Grâce au ciel, je m'avisai que mon drap de lit était grossièrement quadrillé. Plié avec soin, il finit par faire un damier de soixante-quatre cases. Je cachai alors le livre sous le matelas, après en avoir arraché la première page. Puis je prélevai un peu de mie sur ma ration de pain et j'y modelai des pièces, un roi, une reine, un fou et toutes les autres. Elles étaient bien informes, mais je parvins, non sans peine, à reproduire sur mon drap de lit quadrillé les positions que présentait le manuel.

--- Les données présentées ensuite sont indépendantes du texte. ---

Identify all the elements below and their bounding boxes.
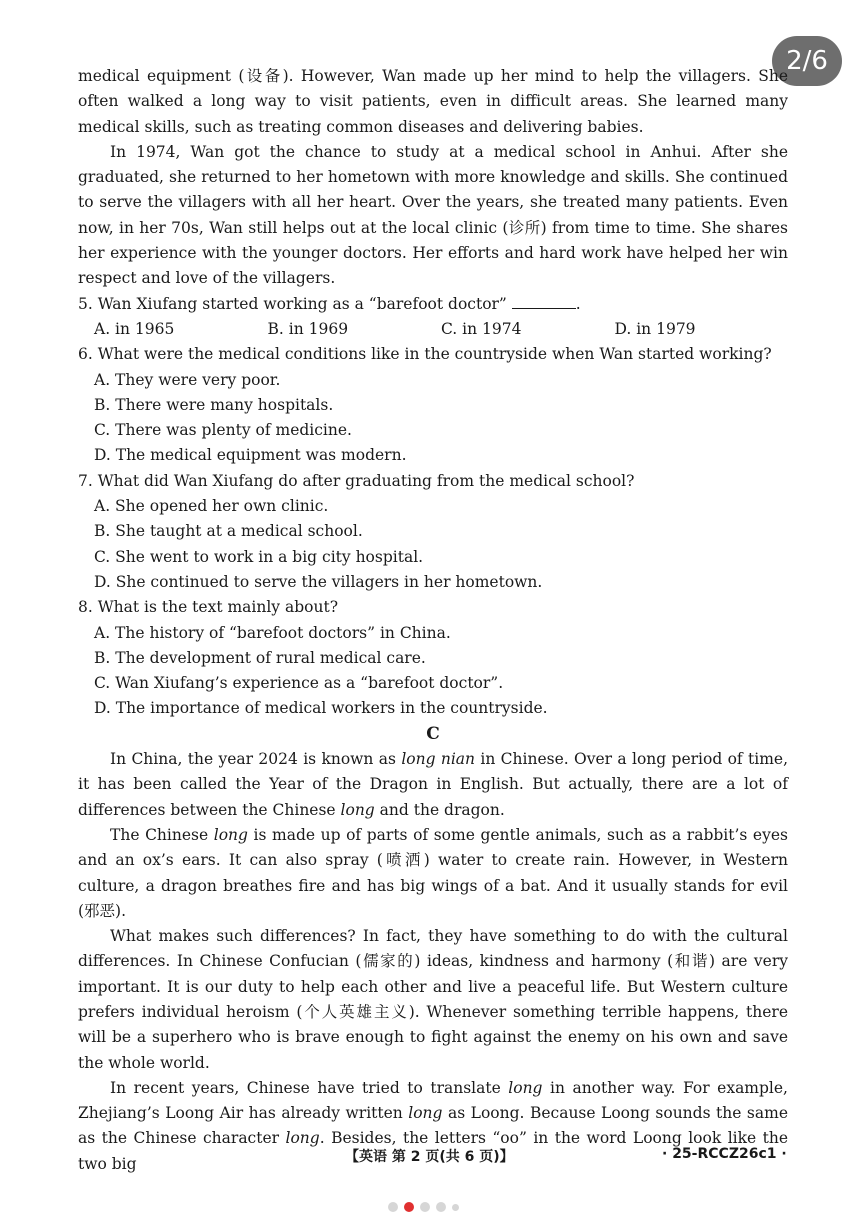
question-end: . (575, 294, 581, 313)
section-title: C (426, 723, 440, 744)
option-b: B. She taught at a medical school. (94, 522, 363, 541)
paragraph: In 1974, Wan got the chance to study at a medical school in Anhui. After she graduated, she returned to her hometown with more knowledge and skills. She continued to serve the villagers with all her heart. Over the years, she treated many patients. Even now, in her 70s, Wan still helps out at the local clinic (诊所) from time to time. She shares her experience with the younger doctors. Her efforts and hard work have helped her win respect and love of the villagers. (78, 142, 788, 288)
option-a: A. They were very poor. (94, 370, 281, 389)
page-indicator-badge: 2/6 (772, 36, 842, 86)
page-dot[interactable] (436, 1202, 446, 1212)
page-dot[interactable] (420, 1202, 430, 1212)
paragraph: In recent years, Chinese have tried to translate long in another way. For example, Zhejiang’s Loong Air has already written long as Loong. Because Loong sounds the same as the Chinese character long. Besides, the letters “oo” in the word Loong look like the two big (78, 1078, 788, 1173)
option-c: C. There was plenty of medicine. (94, 421, 352, 440)
paragraph: In China, the year 2024 is known as long nian in Chinese. Over a long period of time, it has been called the Year of the Dragon in English. But actually, there are a lot of differences between the Chinese long and the dragon. (78, 750, 788, 819)
option-c: C. in 1974 (441, 319, 522, 338)
footer-page-label: 【英语 第 2 页(共 6 页)】 (345, 1149, 514, 1165)
options-row (78, 317, 788, 342)
page-dot-active[interactable] (404, 1202, 414, 1212)
footer-code: · 25-RCCZ26c1 · (662, 1146, 787, 1162)
question-7: 7. What did Wan Xiufang do after graduating from the medical school? (78, 471, 635, 490)
option-d: D. in 1979 (614, 319, 696, 338)
option-d: D. She continued to serve the villagers in her hometown. (94, 572, 543, 591)
page-dot[interactable] (388, 1202, 398, 1212)
option-c: C. Wan Xiufang’s experience as a “barefoot doctor”. (94, 674, 504, 693)
option-b: B. There were many hospitals. (94, 395, 334, 414)
option-b: B. The development of rural medical care. (94, 648, 426, 667)
option-a: A. in 1965 (94, 319, 175, 338)
option-c: C. She went to work in a big city hospital. (94, 547, 424, 566)
question-stem: 5. Wan Xiufang started working as a “barefoot doctor” (78, 294, 507, 313)
question-5 (78, 292, 788, 317)
option-a: A. She opened her own clinic. (94, 497, 329, 516)
pagination-dots (388, 1202, 459, 1212)
answer-blank (512, 294, 576, 309)
page-dot[interactable] (452, 1204, 459, 1211)
paragraph: What makes such differences? In fact, they have something to do with the cultural differences. In Chinese Confucian (儒家的) ideas, kindness and harmony (和谐) are very important. It is our duty to help each other and live a peaceful life. But Western culture prefers individual heroism (个人英雄主义). Whenever something terrible happens, there will be a superhero who is brave enough to fight against the enemy on his own and save the whole world. (78, 927, 788, 1072)
option-a: A. The history of “barefoot doctors” in China. (94, 623, 451, 642)
question-6: 6. What were the medical conditions like in the countryside when Wan started working? (78, 345, 772, 364)
option-d: D. The medical equipment was modern. (94, 446, 407, 465)
option-d: D. The importance of medical workers in the countryside. (94, 699, 548, 718)
document-body (78, 64, 788, 1177)
option-b: B. in 1969 (267, 319, 349, 338)
page-footer (0, 1146, 860, 1166)
question-8: 8. What is the text mainly about? (78, 598, 339, 617)
paragraph: The Chinese long is made up of parts of some gentle animals, such as a rabbit’s eyes and an ox’s ears. It can also spray (喷洒) water to create rain. However, in Western culture, a dragon breathes fire and has big wings of a bat. And it usually stands for evil (邪恶). (78, 825, 788, 920)
paragraph: medical equipment (设备). However, Wan made up her mind to help the villagers. She often walked a long way to visit patients, even in difficult areas. She learned many medical skills, such as treating common diseases and delivering babies. (78, 67, 788, 136)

Néanmoins, lorsque je tentai de jouer une partie entière, j'échouai d'abord les premiers jours, à cause de mes ridicules pièces en mie de pain que j'embrouillais continuellement, parce que je n'avais pu mettre sur les "noires" que de la poussière en guise de peinture. Cinq fois, dix fois, vingt fois, je dus recommencer cette première partie. Mais qui au monde disposait de plus de temps que moi, dans cet esclavage où me tenait le néant, qui donc aurait pu être plus avide et plus patient? Au bout de six jours, je jouais déjà correctement cette partie; huit jours après, je n'avais plus besoin des pièces en mie de pain pour me représenter les positions respectives des adversaires sur l'échiquier. Huit jours encore, et je supprimais le drap quadrillé. Les signes a1, a2, c7, c8 qui m'avait paru si abstraits au début se concrétisaient à présent automatiquement dans ma tête en images visuelles. La transposition était complète : l'échiquier et ses pièces se projetaient dans mon esprit et les formules du livre y figuraient immédiatement des positions. J'étais comme un musicien exercé qui n'a qu'un coup d'œil à jeter sur une partition pour entendre aussitôt les thèmes et les harmonies qu'elle contient. Il me fallut encore quinze jours pour être en état de jouer de mémoire - ou, selon la formule consacrée, à l'aveugle - toutes les parties d'échecs exposées dans le traité; je compris alors quel inappréciable bienfait ce vol audacieux m'avait valu. Car j'avais maintenant une activité, absurde ou stérile si vous voulez, mais une activité tout de même, qui détruisait l'empire du néant sur mon âme. Je possédais, avec ces cent cinquante parties d'échecs, une arme merveilleuse contre l'étouffante monotonie de l'espace et du temps.